Wood, an abundant and renewable resource, is the source of many consumer products.
At its basic cellular level, the fibre in the wood is also the source of two new,
revolutionary forest bio-materials.
Known as cellulose filaments and cellulose nanocrystals, these materials are helping Canada’s
pulp and paper sector become more globally competitive.
Strong yet lightweight, cellulose nanocrystals and cellulose filaments
possess unique bonding properties.
These special characteristics allow these materials to be added to a range of everyday
products which in turn enhances the properties of these products.
Paint, for example, becomes more resistant to wear or scratches with the addition of
cellulose nanocrystals. It also becomes easier to apply.
The addition of cellulose filaments provides extra strength to facial tissues or paper towels,
allowing for improved absorption without sacrificing overall softness.

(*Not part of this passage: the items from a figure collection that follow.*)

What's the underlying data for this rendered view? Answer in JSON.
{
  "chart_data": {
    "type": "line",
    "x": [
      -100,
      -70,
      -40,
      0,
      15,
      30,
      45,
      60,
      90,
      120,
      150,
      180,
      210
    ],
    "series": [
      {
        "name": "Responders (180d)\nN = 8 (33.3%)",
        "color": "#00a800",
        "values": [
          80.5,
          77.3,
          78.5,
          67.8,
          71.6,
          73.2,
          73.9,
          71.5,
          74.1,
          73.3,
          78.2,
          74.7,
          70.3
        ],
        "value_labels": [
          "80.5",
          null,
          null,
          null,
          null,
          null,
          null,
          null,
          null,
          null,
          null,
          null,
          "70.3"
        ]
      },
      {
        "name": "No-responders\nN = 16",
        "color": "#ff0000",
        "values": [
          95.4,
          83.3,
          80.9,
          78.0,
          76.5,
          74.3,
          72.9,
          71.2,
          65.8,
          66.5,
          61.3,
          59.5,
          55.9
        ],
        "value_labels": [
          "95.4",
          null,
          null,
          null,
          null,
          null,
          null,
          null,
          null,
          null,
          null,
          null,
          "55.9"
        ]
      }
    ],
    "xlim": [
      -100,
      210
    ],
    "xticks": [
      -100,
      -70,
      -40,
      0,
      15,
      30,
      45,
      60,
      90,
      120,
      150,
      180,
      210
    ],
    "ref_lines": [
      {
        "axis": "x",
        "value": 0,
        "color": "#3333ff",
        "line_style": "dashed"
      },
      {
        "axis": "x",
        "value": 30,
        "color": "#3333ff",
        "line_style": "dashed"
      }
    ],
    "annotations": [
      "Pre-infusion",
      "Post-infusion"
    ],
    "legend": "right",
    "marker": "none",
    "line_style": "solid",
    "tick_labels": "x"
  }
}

Various other materials such as plastics or textiles can be strengthened yet remain lightweight
with the addition of either of these two revolutionary bio-materials.
Through Natural Resources Canada, the Government of Canada has been investing in the research, testing,
production, and commercialization of cellulose nanocrystals and cellulose filaments.
This research has been led by FPInnovations, Canada’s national forest research institute,
in partnership with the provinces, the forest industry and universities.
Biomaterials have very unique properties. They have the potential to be used in a variety
of industries like the oil, cosmetics, pulp and paper, and construction industries.
Two separate Canadian pulp and paper mills are now producing sufficient quantities of
these bio-materials for further testing. This testing will allow various industries to determine
the best use for them in a range of commercial products.
Cellulose nanocrystals and cellulose filaments, two innovations helping to position Canada’s
forest sector at the forefront of the global bio-economy.